A l’occasion de la diffusion de Résistance, sur TF1, Dan Franck revient sur l’écriture de cette mini-série historique. Le scénariste et romancier évoque également son expérience sur Les Hommes de l’ombre et ses deux projets de séries pour France 3 et Arte.

Claire Varin : Résistance est une idée d’Ilan Goldman. En quoi le sujet vous a-t-il intéressé ?
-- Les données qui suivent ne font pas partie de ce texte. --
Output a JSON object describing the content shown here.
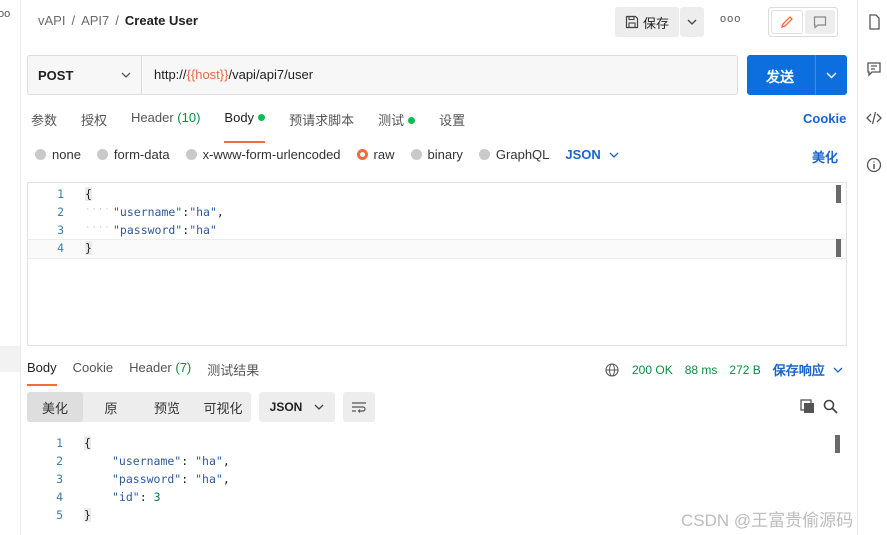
{
  "breadcrumb": {
    "workspace": "vAPI",
    "sep1": "/",
    "collection": "API7",
    "sep2": "/",
    "request": "Create User"
  },
  "toolbar": {
    "save_label": "保存",
    "more_label": "ooo"
  },
  "request": {
    "method": "POST",
    "url_prefix": "http://",
    "url_var": "{{host}}",
    "url_suffix": "/vapi/api7/user",
    "send_label": "发送"
  },
  "req_tabs": [
    {
      "label": "参数",
      "count": ""
    },
    {
      "label": "授权",
      "count": ""
    },
    {
      "label": "Header",
      "count": "(10)"
    },
    {
      "label": "Body",
      "count": ""
    },
    {
      "label": "预请求脚本",
      "count": ""
    },
    {
      "label": "测试",
      "count": ""
    },
    {
      "label": "设置",
      "count": ""
    }
  ],
  "cookie_link": "Cookie",
  "body_modes": [
    "none",
    "form-data",
    "x-www-form-urlencoded",
    "raw",
    "binary",
    "GraphQL"
  ],
  "body_format": "JSON",
  "beautify": "美化",
  "req_body": {
    "lines": [
      "1",
      "2",
      "3",
      "4"
    ],
    "brace_open": "{",
    "l2_key": "\"username\"",
    "l2_colon": ":",
    "l2_val": "\"ha\"",
    "l2_comma": ",",
    "l3_key": "\"password\"",
    "l3_colon": ":",
    "l3_val": "\"ha\"",
    "brace_close": "}"
  },
  "resp_tabs": [
    {
      "label": "Body",
      "count": ""
    },
    {
      "label": "Cookie",
      "count": ""
    },
    {
      "label": "Header",
      "count": "(7)"
    },
    {
      "label": "测试结果",
      "count": ""
    }
  ],
  "resp_status": {
    "code": "200 OK",
    "time": "88 ms",
    "size": "272 B",
    "save": "保存响应"
  },
  "resp_views": [
    "美化",
    "原",
    "预览",
    "可视化"
  ],
  "resp_format": "JSON",
  "resp_body": {
    "lines": [
      "1",
      "2",
      "3",
      "4",
      "5"
    ],
    "brace_open": "{",
    "l2_key": "\"username\"",
    "l2_colon": ":",
    "l2_val": "\"ha\"",
    "l2_comma": ",",
    "l3_key": "\"password\"",
    "l3_colon": ":",
    "l3_val": "\"ha\"",
    "l3_comma": ",",
    "l4_key": "\"id\"",
    "l4_colon": ":",
    "l4_val": "3",
    "brace_close": "}"
  },
  "watermark": "CSDN @王富贵偷源码",
  "colors": {
    "accent": "#f26b3a",
    "primary": "#0d6fde",
    "success": "#0cbb52",
    "var": "#e8684a"
  }
}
Dan Franck : Je trouvais que l’idée originale de raconter la Résistance du point de vue des jeunesses était quelque chose d’assez nouveau. C’est une vraie réflexion sur l’engagement et sur l’héroïsme. Ce sont des choses qui m’intéressent. Et puis, je rentre tout de suite dans les personnages. J’ai écrit cette série comme un livre. Il y a des règles scénaristiques, comme le cliffhanger, quand vous faites une série. Ce sont les mêmes règles que le roman populaire du XIXe de Gautier, même de Balzac. Il tirait à la ligne alors que le scénario est, au contraire, dans la concision, mais le truc était d’amener son lecteur au prochain numéro. C’était des feuilletons quotidiens. Pour moi, la télévision fait très bien ce que faisait naguère la presse populaire.

Ce projet a-t-il été long à voir le jour ?

J’ai commencé en 2006 avant d’arrêter et de mener beaucoup d’autres projet. Il y a le temps de l’écriture, qui peut être finalement assez rapide, mais il y a un temps aussi de maturation et de connaissance, qui est beaucoup plus long. Or, il se trouve que c’est une période que je connais pas si mal, parce que j’ai écrit trois ou quatre livres dessus. Il fallait mettre en ordre et que je fasse un choix dans toutes ces histoires.

Vous inspirer de vies réelles vous a-t-il semblé être une obligation ?

Je ne voulais pas raconter une fiction pure. Il y a des personnages qui sont inventés, comme Lili. Mais, ils prennent tous des bouts de vie, qui sont arrivés aux uns et aux autres. Je me suis obligé à un réalisme. Et le réalisme est dans le réel.

Pouvez-vous parler de votre choix d’avoir une héroïne ?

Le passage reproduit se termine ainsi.